Issues involving police use of force are nothing new, perhaps due to increasingly ubiquitous video cameras. They seem to be the issue of the day in the United States and Canada. Video cameras are increasingly used by random passersby, mounted by businesses in front of which events occur, and used by many police agencies. Some video evidence has exposed bad acts by some police officers and helped exonerate others. The same holds true for some average citizens too.

 

In Canada and the United States, growing numbers of citizens and politicians call for body-worn video cameras to be used by police officers. In part, the frequency of these calls seems to have increased due to the death of Michael Brown in Ferguson, Missouri, one of many jurisdictions where police are not yet equipped with video recorders.

 

Video evidence will undoubtedly and increasingly factor into investigation of police officers and regular citizens alike. Moreover, publicly captured video will, via social and television media, increasingly influence public judgement of police and citizen actions, often in minutes. Video evidence will help reasonable professionals and reasonable citizens get at the truth of serious matters, sometimes for and sometimes against the main protagonists, who are often police officers. There is, however, a big problem.

 

Most judicial decisions are widely available on the web and viewable by anyone. They assess decisions and actions, usually but not always by police, on whether they were reasonable in all the circumstances known to the citizens or officers at the time of an incident. These judicial decisions make it clear that what was known or ought to have been known to the involved parties can come from information received from other people as well as from their perceived senses. It would, then, seem that assessing what a citizen or officer knew, visually at least, is easy when a video camera records the immediate area of an incident, especially if mounted directly on the officer. As it turns out, these cameras will not necessarily capture what people saw or what they knew.

 

In 2010, researchers Daniel Simons and Daniel Levin released what became a viral video known as the Monkey Business Illusion wherein a number of young ladies were shown passing basketballs between themselves. Viewers were asked in advance to count the number of passes made collectively made by the girls. What most viewers missed was a person in a gorilla suit walking through the middle of the set. Of course, that video trick was done by others before 2010 so some viewers saw the gorilla, many because they fell for the trick previously. I was one of those people.

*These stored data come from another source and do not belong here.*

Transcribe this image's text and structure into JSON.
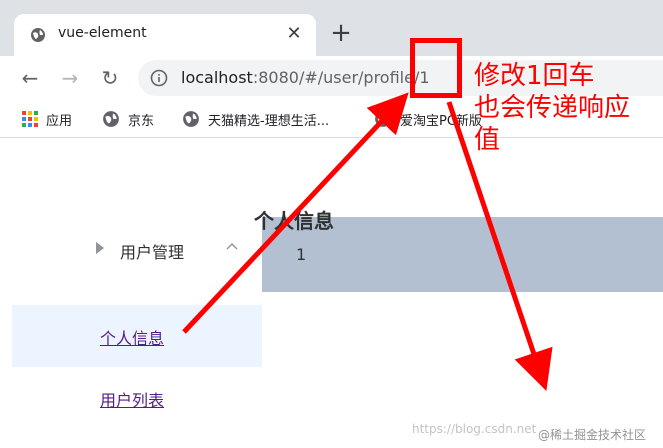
{
  "browser": {
    "tab": {
      "title": "vue-element",
      "close_glyph": "✕"
    },
    "new_tab_glyph": "+",
    "nav": {
      "back_glyph": "←",
      "forward_glyph": "→",
      "reload_glyph": "↻"
    },
    "address": {
      "host": "localhost",
      "rest": ":8080/#/user/profile/1"
    },
    "bookmarks": [
      {
        "label": "应用",
        "icon": "apps-grid-icon"
      },
      {
        "label": "京东",
        "icon": "globe-icon"
      },
      {
        "label": "天猫精选-理想生活...",
        "icon": "globe-icon"
      },
      {
        "label": "爱淘宝PC新版",
        "icon": "globe-icon"
      }
    ]
  },
  "sidebar": {
    "group_label": "用户管理",
    "items": [
      {
        "label": "个人信息",
        "active": true
      },
      {
        "label": "用户列表",
        "active": false
      }
    ]
  },
  "main": {
    "title": "个人信息",
    "id_value": "1"
  },
  "annotation": {
    "line1": "修改1回车",
    "line2": "也会传递响应",
    "line3": "值",
    "color": "#ff0000"
  },
  "watermark": {
    "url_text": "https://blog.csdn.net",
    "site_text": "@稀土掘金技术社区"
  }
}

Yet Simons and Levin included other visual happenings, most which were missed by viewers even if they did notice the gorilla. Me again.

 

Their objective was to demonstrate that when people focus on some things they can miss other things even if those are right before their eyes. This is a phenomenon known as “inattentional blindness”. In a 1998 research project, Simons and Levin had an actor with a map ask pedestrians for directions. Halfway through the exchange, other actors carried a door between the pedestrians, during which the actor asking for directions was switched. In 50% of the tests, the pedestrians failed to notice they were speaking to a different person after the distraction.

 

In some instances and perhaps many, video images will show what a citizen or officer saw and by extension knew, but not in all instances. Consider too that neither the pedestrians in the switch experiment or, presumably, those watching monkey business videos were stressed whereas many citizens and officers in critical incidents are considerably stressed, whether officers like to admit that or not.

 

Writing on The Wisdom Daily website in 2013, Irwin Kulla noted that there are so many videos online which show inattentional blindness that he watches one weekly as a reminder to “…be a bit less sure of what I know, to be a bit more skeptical about my own perceptions, memories and judgements, and to hold what I do know a little more lightly.”

 

Mark Twain once wrote, “I am not one who in expressing opinions confines himself to facts.” We can’t expect the public at large to do their homework on inattentional blindness, although it would be nice. In the search for truth, though, we should expect investigators and jurists to consider all relevant facts in a set of circumstances.

 

While inattentional blindness should not be a default excuse for bad acts, some people and some police officers who say they did not see something will be telling the truth even if video images suggest otherwise. I don’t know of any technology that has sorted that problem out yet.